Sibylle Berg

Das wird schon. Nie mehr lieben!

Mecklenburgisches Staatstheater Schwerin / August 2006

mit Katrin Huke, Brigitte Peters, Anja Werner, Jochen Fahr

Bühne und Kostüme: Holger Syrbe
Musik: John R. Carlson

Fotos: Kristina Schade

DIE KRISE ALS SOUFFLÉ

Alles ist befreit, wir leben nach der Orgie. Derart sinnschwanger doziert das Klageweib als Philosophin. So beginnt ein Kurs für Singles: Frauen alleine zu haus, sozusagen alleiner noch bei sich selbst. Was tun? Am besten nie mehr Mann! Das kann Frau lernen. Dabei zuschaun kann man im E-Werk. (…) Brigitte Peters serviert die Abgestandene als vornehm-betuliche Tante, die resigniert hat vor der Unbildung der Kerle. Rückschau in Wehmut, Selbstmitleid, Panik. Katrin Huke befeuert die Abgestellte mit unversiegter Hoffnung, bekämpft Enttäuschung mit Temperament. Eine Hohn, Wut, Lust sprühende Gestalt, umwerfend als Fettfass.
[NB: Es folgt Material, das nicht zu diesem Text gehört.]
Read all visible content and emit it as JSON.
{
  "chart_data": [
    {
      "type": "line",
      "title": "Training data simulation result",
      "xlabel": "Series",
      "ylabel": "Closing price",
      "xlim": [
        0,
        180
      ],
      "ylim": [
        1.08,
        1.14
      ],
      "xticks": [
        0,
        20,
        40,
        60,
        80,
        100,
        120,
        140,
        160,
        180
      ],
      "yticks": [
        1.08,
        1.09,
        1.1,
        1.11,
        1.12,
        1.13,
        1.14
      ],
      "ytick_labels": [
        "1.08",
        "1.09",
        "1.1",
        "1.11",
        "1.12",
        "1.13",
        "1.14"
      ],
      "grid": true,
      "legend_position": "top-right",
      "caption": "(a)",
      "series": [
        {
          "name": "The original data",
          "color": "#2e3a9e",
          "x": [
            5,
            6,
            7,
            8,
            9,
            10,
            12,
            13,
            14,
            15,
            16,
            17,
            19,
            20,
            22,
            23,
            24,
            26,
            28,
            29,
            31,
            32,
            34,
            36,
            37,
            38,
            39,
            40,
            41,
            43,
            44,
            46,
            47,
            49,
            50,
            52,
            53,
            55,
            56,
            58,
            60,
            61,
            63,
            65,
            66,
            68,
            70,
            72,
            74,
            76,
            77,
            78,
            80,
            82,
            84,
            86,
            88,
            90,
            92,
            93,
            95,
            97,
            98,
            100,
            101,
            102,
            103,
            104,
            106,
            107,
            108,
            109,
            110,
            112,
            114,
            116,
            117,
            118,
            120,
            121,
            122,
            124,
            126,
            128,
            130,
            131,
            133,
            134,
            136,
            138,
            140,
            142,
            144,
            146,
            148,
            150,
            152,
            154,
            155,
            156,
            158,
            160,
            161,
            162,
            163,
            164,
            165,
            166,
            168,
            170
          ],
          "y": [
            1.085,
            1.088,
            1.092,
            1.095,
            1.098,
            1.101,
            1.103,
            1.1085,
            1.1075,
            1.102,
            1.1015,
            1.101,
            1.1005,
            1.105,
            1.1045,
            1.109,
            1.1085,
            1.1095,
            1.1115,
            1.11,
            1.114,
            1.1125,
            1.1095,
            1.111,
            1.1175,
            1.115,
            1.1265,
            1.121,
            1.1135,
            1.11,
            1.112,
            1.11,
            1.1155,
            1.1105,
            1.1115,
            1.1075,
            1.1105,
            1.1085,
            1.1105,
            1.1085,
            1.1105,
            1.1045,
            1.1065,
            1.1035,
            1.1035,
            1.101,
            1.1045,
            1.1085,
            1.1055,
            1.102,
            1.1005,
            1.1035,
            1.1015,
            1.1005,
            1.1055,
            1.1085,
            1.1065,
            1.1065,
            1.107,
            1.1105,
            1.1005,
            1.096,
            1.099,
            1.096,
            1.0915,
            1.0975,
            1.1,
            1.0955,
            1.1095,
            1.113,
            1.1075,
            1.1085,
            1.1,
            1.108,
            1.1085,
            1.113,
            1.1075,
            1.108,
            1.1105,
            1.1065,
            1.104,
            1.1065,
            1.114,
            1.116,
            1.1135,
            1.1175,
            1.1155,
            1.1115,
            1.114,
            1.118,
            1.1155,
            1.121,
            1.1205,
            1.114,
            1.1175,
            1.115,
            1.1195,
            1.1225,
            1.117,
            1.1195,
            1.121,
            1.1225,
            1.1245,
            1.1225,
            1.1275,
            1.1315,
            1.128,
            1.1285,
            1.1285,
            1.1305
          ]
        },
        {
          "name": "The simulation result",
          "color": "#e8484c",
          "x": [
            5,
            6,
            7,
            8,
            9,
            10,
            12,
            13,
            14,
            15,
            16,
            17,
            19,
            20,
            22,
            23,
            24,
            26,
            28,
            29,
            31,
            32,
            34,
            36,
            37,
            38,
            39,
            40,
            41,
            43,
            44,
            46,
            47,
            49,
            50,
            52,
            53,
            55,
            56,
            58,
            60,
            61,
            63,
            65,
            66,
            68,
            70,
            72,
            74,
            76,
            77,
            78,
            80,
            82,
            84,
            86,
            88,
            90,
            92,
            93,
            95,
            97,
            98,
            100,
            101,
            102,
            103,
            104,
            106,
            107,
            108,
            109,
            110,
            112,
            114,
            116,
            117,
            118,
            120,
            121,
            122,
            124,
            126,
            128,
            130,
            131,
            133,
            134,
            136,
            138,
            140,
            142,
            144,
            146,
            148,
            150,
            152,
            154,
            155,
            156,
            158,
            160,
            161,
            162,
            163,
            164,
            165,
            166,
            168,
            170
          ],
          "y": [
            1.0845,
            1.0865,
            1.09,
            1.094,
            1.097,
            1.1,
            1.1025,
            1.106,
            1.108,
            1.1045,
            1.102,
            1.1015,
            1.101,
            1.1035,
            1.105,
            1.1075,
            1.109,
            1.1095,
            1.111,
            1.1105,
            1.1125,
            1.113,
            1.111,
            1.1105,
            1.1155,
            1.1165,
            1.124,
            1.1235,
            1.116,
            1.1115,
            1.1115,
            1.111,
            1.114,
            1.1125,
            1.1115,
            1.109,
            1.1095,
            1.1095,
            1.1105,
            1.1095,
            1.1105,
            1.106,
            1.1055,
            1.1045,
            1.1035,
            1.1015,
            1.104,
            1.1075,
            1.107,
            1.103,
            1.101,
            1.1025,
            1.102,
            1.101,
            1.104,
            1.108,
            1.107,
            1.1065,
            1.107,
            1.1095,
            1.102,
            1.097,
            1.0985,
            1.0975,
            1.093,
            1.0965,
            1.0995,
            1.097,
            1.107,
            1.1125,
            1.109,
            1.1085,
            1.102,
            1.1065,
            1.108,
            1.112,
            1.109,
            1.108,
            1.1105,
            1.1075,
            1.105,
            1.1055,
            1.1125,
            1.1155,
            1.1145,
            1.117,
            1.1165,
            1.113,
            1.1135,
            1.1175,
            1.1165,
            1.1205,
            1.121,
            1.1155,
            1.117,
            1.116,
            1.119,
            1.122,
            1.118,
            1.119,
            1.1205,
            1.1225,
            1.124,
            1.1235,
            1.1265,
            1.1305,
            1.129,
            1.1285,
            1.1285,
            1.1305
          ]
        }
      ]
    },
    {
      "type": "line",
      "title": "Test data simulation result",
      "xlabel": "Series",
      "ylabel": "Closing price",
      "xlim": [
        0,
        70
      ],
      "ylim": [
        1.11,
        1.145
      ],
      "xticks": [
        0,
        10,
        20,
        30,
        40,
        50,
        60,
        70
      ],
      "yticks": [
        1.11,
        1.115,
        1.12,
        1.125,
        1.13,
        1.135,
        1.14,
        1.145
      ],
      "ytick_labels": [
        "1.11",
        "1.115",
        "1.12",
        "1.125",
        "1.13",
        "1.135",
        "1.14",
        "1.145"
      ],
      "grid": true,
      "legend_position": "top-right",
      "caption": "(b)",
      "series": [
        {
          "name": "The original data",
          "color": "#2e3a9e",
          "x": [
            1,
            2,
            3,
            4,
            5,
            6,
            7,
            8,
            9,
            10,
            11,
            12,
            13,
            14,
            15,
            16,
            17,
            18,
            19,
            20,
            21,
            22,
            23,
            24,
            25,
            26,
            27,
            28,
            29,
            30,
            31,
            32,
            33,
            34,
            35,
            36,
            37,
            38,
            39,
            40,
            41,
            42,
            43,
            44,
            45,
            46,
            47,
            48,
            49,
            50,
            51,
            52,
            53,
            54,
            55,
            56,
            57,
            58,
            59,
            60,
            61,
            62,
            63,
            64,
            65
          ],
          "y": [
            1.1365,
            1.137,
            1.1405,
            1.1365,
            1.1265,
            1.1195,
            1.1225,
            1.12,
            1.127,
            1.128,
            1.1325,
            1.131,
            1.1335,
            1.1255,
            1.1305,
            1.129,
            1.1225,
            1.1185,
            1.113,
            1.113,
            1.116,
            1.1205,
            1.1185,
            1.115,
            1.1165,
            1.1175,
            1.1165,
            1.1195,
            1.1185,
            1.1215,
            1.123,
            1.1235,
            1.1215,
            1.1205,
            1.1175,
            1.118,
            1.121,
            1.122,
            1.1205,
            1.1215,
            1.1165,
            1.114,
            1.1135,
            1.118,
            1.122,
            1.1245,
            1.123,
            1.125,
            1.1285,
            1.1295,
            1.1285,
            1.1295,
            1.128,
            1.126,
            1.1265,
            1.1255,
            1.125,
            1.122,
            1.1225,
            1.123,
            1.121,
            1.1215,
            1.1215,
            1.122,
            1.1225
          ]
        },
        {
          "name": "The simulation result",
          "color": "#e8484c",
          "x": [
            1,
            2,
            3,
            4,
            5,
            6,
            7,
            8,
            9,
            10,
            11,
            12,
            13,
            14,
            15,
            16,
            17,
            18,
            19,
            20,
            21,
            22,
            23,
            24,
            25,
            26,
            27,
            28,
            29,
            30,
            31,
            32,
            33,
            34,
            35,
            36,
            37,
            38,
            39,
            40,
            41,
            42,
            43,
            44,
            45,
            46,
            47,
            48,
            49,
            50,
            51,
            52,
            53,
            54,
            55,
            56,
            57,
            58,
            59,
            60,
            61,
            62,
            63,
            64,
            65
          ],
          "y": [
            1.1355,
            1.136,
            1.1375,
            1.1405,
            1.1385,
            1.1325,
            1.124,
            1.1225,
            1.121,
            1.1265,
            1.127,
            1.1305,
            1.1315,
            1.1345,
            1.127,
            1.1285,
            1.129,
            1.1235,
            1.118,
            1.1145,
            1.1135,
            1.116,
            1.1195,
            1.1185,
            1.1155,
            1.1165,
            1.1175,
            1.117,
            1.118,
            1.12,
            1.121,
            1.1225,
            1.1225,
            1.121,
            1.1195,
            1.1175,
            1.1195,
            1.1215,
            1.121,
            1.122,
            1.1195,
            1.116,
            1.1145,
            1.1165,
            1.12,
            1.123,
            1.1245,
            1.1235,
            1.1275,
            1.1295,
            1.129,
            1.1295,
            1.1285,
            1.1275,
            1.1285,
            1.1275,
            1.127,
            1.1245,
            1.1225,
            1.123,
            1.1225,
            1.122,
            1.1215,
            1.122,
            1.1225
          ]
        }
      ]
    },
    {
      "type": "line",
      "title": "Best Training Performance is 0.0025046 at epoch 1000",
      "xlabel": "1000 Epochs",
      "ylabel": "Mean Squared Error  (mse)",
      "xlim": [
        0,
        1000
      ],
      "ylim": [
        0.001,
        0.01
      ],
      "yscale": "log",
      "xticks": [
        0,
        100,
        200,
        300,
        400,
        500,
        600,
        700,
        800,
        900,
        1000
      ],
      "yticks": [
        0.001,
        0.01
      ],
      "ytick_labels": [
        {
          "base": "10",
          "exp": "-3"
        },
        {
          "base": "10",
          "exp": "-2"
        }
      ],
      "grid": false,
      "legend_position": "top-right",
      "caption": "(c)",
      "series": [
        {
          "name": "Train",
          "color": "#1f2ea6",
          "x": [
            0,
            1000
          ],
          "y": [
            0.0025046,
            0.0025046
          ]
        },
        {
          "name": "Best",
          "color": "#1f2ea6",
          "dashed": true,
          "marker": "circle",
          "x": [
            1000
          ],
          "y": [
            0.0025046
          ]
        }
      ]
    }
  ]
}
Beide voller Witz, wenn sie neben die Rollen treten. (…) Und so begleitet Jochen Fahr als Wandel – Mann die zwei Einsamen angemessen lässig, schnoddrig, gelangweilt und oft mit einem unverschämten Grinsen. Zum Mitschmunzeln. Holger Syrbe hat für das Fastfoodspielchen ein Kuschellabor aus weißem Flokati gebaut. Es hat Gänge, die wie ein Irrgarten anmuten. Regisseurin Lydia Bunk benutzt sie als Gräben, die immer wieder übersprungen werden müssen. Im Hintergrund lodert der Kamin, der ein Bildschirm ist. Schöner wohnen eben. Der Kursleiter taucht bedeutsam aus einem gedeckelten Loch auf. Außer dem Baudrillard- Prolog hat die Regie Softpop sowie Videos von menschlicher Zuneigung und tierischer Kopulation eingesetzt. Zum Nachsinnen. Anja Werner als beflissene Oberseminarassistentin, die auch mit Songs kommentiert, das Mikro mal wie ein Phallus handhabt, lieber als einen Mann ein Frettchen, den bissigen Jäger schmust, die Sprücheklopferin also sagt es wie im Spott: Wären Filme wie die Realität, dauerten sie fünf Minuten. (…)

(Schweriner Volkszeitung)

(…) Auch Sibylle Bergs neues Stück ist locker und leicht, witzig und spritzig. (…) Und genauso hat es Lydia Bunk im E-Werk des Schweriner Staatstheaters inszeniert. Dort hinein hat Holger Syrbe ein Labyrinth gebaut, bestehend aus mit weißem Flausch überzogenen Podesten: Irrgarten weiblicher Sehnsüchte und Enttäuschungen, dem zwei namenlose Frauen, die eine Mitte 30 (Katrin Huke), die andere Ende 40 (Brigitte Peters) für immer entrinnen wollen. Denn die beiden haben die Schnauze gestrichen voll von den Männern. Der Versuch der ultimativen Befreiung vom Mann erfolgt mit Hilfe eines weiß gekleideten Psychologen (Jochen Fahr) und dessen schwarz verhüllter Assistentin (Anja Werner) in einer Art Workshop. (…) Sibylle Berg bauscht das Liebesleid der Schicksalsgenossinnen nicht zur großen Tragödie auf und Lydia Bunk bestückt die Aufführung nicht mit schwerem feministischen Geschütz. ätzend scharf ist das komödiantische, mit Musik und Video aufgemischte Spiel, trotzdem. Wenn die jüngere Frau sich aus Kummer mit Süßigkeiten voll stopft, bis sie fast platzt, und die ältere mit einem rührenden Bauchtanz versucht, ihren sexunwilligen Partner aufzurütteln, dann ist das sehr spaßig und traurig in einem. Den vier Darstellern gelingt einfach alles. Die Dialoge blitzen, die Aktionen sitzen. Ein großes Vergnügen.